Albay Aureliano Buendia’nın annesi ölüm cezasına çarptırılmış olan oğlunu hücresinde ziyaret eder, beş dakikalık görüşmeden sonra Albay Aureliano minderin altından bir tomar sararmış kâğıt çıkarıp annesine teslim eder, bunlar karısına yazdığı şiirlerdir. Şiirleri annesine teslim ederken, “Bunları kimseye okutmayacağına söz ver, bu geceden tezi yok fırında yak hepsini,” der. Ursela oğluna söz verir ve ayrılır yanından. Bir dizi hadiseden sonra Albay bir şekilde kurşuna dizilmekten kurtulur, eve döner, bir süre sonra annesinin şiirlerini yakmadığı öğrenir. Annesi Ursela kendini şöyle savunur: “Acele etmeyeyim dedim. O gece fırını yakmaya gittiğimde, hele cesedi getirsinler bir, şimdilik dursun dedim.” Şiirlerin kurtulmuş olmasına sevinen Albay tekrar şiir yazmaya başlar. (Yüzyıllık Yalnızlık, Can Yayınları, s.143-156)

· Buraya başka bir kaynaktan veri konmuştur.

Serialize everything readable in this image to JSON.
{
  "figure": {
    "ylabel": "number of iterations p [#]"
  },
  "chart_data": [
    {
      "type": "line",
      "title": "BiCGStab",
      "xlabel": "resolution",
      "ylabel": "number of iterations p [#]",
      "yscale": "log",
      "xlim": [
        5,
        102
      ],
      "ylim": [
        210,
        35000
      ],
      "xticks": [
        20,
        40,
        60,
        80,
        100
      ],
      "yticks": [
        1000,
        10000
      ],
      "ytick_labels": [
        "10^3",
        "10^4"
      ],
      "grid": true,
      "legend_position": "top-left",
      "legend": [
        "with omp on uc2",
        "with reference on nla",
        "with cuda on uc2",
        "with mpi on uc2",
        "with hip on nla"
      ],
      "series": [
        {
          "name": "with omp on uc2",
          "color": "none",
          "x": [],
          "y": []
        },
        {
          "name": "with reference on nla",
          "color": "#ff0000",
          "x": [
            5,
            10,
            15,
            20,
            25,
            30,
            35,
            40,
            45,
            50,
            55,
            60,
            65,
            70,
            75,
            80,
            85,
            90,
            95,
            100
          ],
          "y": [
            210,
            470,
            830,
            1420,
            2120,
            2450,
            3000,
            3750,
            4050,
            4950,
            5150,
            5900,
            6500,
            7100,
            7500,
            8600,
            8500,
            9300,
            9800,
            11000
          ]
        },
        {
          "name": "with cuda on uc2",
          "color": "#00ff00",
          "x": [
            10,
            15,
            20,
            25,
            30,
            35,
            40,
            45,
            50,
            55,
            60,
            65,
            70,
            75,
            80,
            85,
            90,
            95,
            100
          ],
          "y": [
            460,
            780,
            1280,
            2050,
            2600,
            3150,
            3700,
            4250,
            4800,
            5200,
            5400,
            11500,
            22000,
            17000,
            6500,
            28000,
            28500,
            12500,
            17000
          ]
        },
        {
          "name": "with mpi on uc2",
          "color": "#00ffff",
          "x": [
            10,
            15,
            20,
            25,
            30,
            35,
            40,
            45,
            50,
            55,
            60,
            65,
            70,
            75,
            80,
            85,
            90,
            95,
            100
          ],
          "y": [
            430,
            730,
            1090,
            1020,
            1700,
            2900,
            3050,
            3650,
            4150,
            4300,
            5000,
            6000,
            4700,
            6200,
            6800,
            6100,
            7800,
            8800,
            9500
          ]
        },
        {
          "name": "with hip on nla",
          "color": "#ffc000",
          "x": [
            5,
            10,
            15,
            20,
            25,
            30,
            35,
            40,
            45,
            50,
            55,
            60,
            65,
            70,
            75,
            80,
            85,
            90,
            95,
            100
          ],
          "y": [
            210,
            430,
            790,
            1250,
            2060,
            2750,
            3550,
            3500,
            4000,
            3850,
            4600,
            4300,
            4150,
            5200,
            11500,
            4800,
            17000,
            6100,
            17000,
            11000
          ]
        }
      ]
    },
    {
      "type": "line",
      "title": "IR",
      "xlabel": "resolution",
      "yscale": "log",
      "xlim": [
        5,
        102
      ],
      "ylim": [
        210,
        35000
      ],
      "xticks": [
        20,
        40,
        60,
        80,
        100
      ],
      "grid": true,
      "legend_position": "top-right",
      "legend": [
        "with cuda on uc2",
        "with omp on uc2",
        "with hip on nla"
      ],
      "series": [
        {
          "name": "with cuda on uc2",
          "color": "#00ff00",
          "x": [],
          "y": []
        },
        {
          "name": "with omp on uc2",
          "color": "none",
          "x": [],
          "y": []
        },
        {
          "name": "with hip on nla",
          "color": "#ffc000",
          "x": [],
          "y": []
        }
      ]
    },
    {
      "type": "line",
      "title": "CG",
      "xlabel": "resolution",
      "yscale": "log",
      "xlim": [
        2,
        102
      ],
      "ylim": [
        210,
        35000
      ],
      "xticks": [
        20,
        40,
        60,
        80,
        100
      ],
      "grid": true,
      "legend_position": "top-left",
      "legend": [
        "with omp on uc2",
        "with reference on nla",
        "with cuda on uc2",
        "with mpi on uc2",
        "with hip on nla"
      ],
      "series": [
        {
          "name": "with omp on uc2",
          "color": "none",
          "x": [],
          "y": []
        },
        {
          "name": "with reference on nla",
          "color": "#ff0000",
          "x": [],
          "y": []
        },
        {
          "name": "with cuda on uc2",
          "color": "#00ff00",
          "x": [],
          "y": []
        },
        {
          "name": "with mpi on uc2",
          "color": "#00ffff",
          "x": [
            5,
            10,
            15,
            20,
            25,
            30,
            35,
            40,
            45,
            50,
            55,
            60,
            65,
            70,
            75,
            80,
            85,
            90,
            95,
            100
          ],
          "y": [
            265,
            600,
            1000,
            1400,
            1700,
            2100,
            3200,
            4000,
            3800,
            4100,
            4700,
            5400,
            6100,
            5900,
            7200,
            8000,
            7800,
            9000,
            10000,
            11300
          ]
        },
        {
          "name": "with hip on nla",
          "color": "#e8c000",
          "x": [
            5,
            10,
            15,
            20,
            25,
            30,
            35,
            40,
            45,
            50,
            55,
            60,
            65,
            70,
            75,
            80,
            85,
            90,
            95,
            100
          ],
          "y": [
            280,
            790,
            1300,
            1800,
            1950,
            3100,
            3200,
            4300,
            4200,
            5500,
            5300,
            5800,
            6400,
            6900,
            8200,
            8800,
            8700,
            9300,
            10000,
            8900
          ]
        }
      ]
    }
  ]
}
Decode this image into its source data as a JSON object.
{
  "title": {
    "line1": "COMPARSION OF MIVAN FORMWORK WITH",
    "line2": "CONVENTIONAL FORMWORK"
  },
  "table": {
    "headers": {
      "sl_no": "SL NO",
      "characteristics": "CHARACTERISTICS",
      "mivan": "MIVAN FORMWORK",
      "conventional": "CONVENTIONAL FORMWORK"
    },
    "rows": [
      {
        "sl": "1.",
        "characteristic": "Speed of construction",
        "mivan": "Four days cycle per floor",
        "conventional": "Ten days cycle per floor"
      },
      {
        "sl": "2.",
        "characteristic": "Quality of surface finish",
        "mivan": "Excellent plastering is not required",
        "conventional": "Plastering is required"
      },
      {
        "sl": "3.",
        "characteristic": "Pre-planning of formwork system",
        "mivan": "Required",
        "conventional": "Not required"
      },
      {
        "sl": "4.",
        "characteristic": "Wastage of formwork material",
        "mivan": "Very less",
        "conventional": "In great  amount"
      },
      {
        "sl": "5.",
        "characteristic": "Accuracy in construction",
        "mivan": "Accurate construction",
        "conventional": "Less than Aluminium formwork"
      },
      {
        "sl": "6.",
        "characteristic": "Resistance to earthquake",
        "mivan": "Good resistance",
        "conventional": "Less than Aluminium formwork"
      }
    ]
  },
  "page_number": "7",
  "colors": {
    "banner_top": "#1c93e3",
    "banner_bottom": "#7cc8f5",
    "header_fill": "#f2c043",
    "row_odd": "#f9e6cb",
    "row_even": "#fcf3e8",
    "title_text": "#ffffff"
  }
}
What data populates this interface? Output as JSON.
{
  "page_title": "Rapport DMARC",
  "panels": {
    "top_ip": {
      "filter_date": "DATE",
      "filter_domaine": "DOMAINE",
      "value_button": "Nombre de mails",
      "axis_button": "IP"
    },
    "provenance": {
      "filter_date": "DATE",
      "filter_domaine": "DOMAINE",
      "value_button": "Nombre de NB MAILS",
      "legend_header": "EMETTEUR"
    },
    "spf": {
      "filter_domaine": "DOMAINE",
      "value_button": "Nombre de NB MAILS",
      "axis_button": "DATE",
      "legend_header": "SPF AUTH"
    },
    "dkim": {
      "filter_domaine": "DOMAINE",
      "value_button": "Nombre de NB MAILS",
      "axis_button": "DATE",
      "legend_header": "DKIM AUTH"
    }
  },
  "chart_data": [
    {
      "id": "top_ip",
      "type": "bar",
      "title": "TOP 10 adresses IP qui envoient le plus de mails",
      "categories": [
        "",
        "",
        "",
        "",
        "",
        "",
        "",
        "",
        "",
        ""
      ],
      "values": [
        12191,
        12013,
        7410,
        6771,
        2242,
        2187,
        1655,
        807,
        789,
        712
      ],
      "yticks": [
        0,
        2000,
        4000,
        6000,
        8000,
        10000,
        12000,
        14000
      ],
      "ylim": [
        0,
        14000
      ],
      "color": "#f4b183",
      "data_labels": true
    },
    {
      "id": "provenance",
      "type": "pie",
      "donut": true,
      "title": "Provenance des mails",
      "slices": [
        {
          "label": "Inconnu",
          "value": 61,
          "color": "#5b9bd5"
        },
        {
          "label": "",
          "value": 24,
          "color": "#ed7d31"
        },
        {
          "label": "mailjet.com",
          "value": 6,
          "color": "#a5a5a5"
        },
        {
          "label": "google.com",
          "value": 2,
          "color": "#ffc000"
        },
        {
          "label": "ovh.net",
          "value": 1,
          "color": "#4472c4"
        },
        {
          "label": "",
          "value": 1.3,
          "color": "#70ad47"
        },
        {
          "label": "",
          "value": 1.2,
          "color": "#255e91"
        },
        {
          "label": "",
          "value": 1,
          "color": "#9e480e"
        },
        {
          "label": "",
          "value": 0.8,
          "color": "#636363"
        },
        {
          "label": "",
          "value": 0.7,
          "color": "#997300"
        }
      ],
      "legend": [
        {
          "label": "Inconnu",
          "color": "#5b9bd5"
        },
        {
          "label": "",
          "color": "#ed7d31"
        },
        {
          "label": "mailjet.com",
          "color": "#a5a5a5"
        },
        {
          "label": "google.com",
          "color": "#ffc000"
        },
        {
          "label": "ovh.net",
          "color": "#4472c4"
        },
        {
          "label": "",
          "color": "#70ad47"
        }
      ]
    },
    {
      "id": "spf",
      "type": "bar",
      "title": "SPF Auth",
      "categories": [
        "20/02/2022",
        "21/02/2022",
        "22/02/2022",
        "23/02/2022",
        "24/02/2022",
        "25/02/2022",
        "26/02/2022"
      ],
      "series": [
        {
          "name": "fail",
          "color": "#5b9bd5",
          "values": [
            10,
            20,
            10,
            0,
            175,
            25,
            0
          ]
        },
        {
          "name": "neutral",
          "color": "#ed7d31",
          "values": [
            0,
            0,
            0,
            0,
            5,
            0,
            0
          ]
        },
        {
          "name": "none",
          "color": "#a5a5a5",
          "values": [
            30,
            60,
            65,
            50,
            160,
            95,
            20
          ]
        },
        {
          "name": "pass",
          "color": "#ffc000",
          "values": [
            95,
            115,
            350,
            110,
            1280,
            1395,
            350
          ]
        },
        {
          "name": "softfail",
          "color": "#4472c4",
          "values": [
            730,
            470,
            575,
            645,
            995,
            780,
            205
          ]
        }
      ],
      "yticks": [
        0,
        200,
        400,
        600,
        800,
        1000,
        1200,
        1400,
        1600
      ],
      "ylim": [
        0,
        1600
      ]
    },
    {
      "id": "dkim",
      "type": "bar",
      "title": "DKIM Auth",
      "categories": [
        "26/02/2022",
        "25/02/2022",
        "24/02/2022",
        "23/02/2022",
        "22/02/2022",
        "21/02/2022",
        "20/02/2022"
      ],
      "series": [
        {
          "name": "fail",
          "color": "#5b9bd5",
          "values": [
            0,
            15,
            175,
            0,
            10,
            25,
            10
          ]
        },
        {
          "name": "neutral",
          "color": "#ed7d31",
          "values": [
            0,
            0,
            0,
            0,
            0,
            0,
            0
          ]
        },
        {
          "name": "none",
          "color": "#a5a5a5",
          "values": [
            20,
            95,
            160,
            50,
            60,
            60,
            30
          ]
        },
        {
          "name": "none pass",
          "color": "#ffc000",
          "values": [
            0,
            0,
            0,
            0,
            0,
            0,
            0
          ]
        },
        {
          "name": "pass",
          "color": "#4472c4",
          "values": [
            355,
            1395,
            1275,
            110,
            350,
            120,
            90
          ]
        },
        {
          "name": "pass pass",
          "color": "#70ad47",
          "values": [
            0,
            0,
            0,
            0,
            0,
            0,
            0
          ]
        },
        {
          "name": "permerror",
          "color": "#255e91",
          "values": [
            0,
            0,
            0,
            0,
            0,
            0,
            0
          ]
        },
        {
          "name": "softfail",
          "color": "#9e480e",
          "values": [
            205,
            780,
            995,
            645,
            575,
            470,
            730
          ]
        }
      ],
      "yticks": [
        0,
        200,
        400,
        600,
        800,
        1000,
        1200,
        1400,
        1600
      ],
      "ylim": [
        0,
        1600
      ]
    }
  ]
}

Oğulların babalarına yaptıkları ikinci ihanet ise, yayınlandığı 1967 yılından yazarın ölümüne kadar, birçok film yapımcısının film yapmak için kapısını çaldıkları romanı “Yüzyıllık Yalnızlık”ı, “benim hikayem bir film süresine sığmaz,” diyerek ret ettiği romanın dizi film yapılmasına izin vermeleridir. Bunun gerekçesini de “Babamıza yapılan teklif romanından sinema filmi yapmaktı, oysa şu anda gelen teklif dizi teklifidir, babamız da bir sinema filmi zamanı yetmez demişti, zaten diziler de sinema filmi kalitesine ulaşmış durumda, bu yüzden Netflix’le anlaştık,” diyerek açıkladılar. Bu haberi de duysa Gabo mezarında ters dönüp, eline kaval kemiğini alıp buradan Macondo’ya kadar oğullarını kovalar mıydı bilmem ama bildiğim bir şey daha var, iki oğlu daha önce de babalarının tekmil evrakını, yani kişisel arşivini bir üniversiteye 2,2 milyon dolar karşılığında satmışlardı.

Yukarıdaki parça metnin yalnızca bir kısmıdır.